The problem is ... that is one of the biggest misconceptions about augmentative communication techniques out there.

All evidence is that they help someone use spoken language, not detract from it.

Unfortunately people believing the opposite end up with missing out on really important opportunities for their children because they believe that it will impair their children's speech.

One thing I do believe though is that if speech is not what is best for someone, and some other method is, then withholding it from them in order to force speech is going to potentially cause harm.  That is sort of what was done to me when I stopped speaking as a child, and because of that I grew up learning that there was this painful thing that made my comprehension of the world worse and just in general made my life miserable, but that was required for some reason, which I only sometimes was able to understand because speech took so much effort.

I think children should be provided with a whole range of communication strategies.  Children generally want to communicate.  Children are more likely to learn what communication is for and to use it appropriately the more strategies are available to them to communicate.  I don't think that a preference for one strategy over another should ever be used to force a certain form of communication over others based on other people's preferences.  Children generally pick a communication strategy that works the best.  And what works the best should be the issue.  Not what is the most aesthetically appealing to others.

(I am not saying this is what you think, but when I think of this in my own life, I know there are actually people out there who find it more important that they hear air passing through my vocal cords in a certain way than that I am able to consistently communicate with them and understand the world around me and function better.  I have a lot to say to them but very little of it is fit for printing in a public forum, because of what they would want to take away from me in the process.)
Okay one more post on this and then I promise to drop the topic.  I am not saying in any way that text based systems are inferior to spoken language.  If both of my boys are one day able to have a conversation only with voice output devices, so be it.  If the only way my kids will ever be able to tell me I love you is through an instant messenger, I'll take it.  I love the fact that the school is starting Brendon off with one already, and it's something I didn't have to fight for.  I was ready to if the need arose.  I knew that Brendon would be able to communicate his needs better with a device like this.  I see your point Amanda.  I do want to say that I'm not one of those people who make their child say a word before I give them what they want.  If they can express to me in any way, "Hey I want some chips," I give them chips.  If it's by bringing me an empty container, or by saying the word, "chip", or by taking me by the hand and leading me to the chip cabinet, I "listen" and I "hear" what they are saying to me.  And thanks Amanda, I love to listen to you.If you have a son with autism,give him a keyboard to communicate with.

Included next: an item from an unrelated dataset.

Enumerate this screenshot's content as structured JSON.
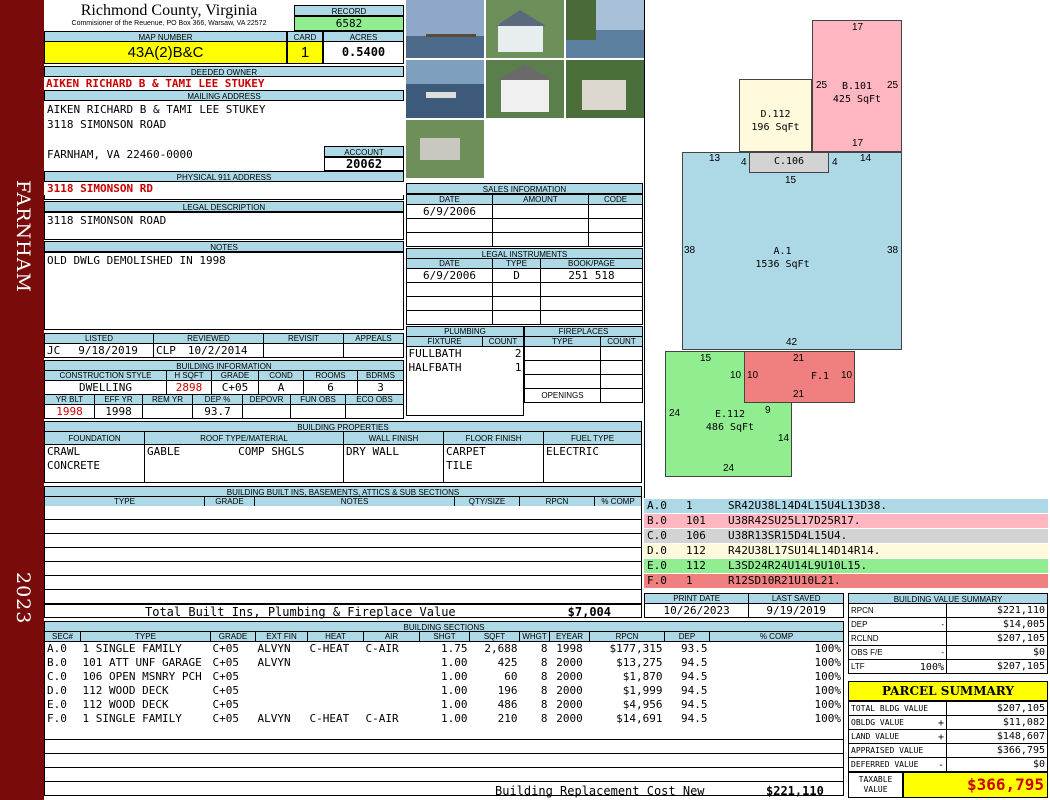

There are lots of autistics online who communicate by typing rather than speaking. The author of the blog at www.ballastexistenz.autistics.org is one such autistic. I recommend reading her blog.

In general, even if an autistic can speak .We still find text-based communication easier, so stop trying to push speech if you have been, and find him a good text-to-speech communicator.Yeah the person on the bellastexistenz site is our GTTO.  She's been a member here for a long time.  Thanks for that little heads up though...I'm sure most of us don't know our own kids enough to know whether they need a text to speech communicator.  Okay...I'm starting to get a little annoyed so I'm going to go ahead and log out now.  Just....don't....parents on here have enough to worry about without posts like this one to come along and clog up the day.